Al termine della lavorazione IT invia il bene finito ad EL. Obblighi dell’operatore nazionale:
– compila l’elenco riepilogativo degli acquisti, ai soli fini statistici, indicando a colonna 13 la sigla “PT” riferita allo Stato da cui gli sono inviati i beni;
– annota i beni in apposito registro delle lavorazioni, tenuto ai sensi dell’art. 39 del D.P.R. n. 633 del 1972, evidenziando i dati identificativi dei soggetti portoghese e greco;
– emette fattura per la lavorazione nei confronti del committente greco, non imponibile ad IVA, ai sensi dell’art. 40, comma 4-bis del D.L. n. 331 del 1993;
– compila l’elenco riepilogativo delle cessioni, ai soli fini statistici.
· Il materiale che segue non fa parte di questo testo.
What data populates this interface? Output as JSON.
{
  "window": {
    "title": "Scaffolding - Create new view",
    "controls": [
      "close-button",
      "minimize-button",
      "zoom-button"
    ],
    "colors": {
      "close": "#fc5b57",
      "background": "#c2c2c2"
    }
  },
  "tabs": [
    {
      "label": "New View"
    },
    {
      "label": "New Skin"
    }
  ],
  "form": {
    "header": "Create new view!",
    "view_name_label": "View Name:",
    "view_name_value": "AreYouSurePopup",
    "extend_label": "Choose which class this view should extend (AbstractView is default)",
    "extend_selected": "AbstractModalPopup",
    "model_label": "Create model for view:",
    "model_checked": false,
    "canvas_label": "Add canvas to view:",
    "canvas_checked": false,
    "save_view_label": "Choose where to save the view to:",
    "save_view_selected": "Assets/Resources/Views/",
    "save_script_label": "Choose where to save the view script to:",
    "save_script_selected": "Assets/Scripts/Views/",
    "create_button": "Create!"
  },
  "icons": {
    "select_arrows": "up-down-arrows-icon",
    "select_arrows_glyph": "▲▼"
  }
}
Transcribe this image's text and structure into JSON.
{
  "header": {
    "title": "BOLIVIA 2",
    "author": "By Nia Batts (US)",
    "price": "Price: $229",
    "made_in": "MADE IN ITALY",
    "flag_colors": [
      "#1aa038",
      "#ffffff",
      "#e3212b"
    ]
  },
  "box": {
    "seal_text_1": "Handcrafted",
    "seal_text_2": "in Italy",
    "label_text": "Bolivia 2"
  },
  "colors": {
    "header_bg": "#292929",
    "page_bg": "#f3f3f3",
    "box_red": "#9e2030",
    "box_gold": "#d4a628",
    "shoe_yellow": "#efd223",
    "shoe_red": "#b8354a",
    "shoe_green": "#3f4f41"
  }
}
Si fa presente che l’operazione si realizza anche se i beni, alla fine della lavorazione, vengono inviati in altro Stato CEE diverso da EL, nonche’ fuori della Comunita’, nella quale ultima ipotesi IT emette fattura ai sensi dell’art. 9 del D.P.R. n. 633 del 1972.
3 caso
a) Operatore nazionale (IT) invia materie prime a soggetto greco (EL1), per lavorazione, con incarico a questi di inviare il semilavorato per ulteriore trasformazione ad altro soggetto greco (EL2), al termine della quale quest’ultimo inviera’ il prodotto finito in Italia a (IT).
Obblighi dell’operatore nazionale:
– compila l’elenco riepilogativo agli effetti statistici in relazione all’invio per la lavorazione;
– annota in apposito registro delle lavorazioni, tenuto ai sensi dell’art. 39 del D.P.R. n. 633 del 1972, i beni inviati, evidenziando i dati identificativi dei due prestatori greci;
– integra e registra, ai sensi degli artt. 46 e 47, le fatture ricevute, senza addebito d’imposta, da EL1 e EL2;
– compila l’elenco riepilogativo degli acquisti ai soli effetti statistici all’atto del rinvio dei beni effettuato da EL2.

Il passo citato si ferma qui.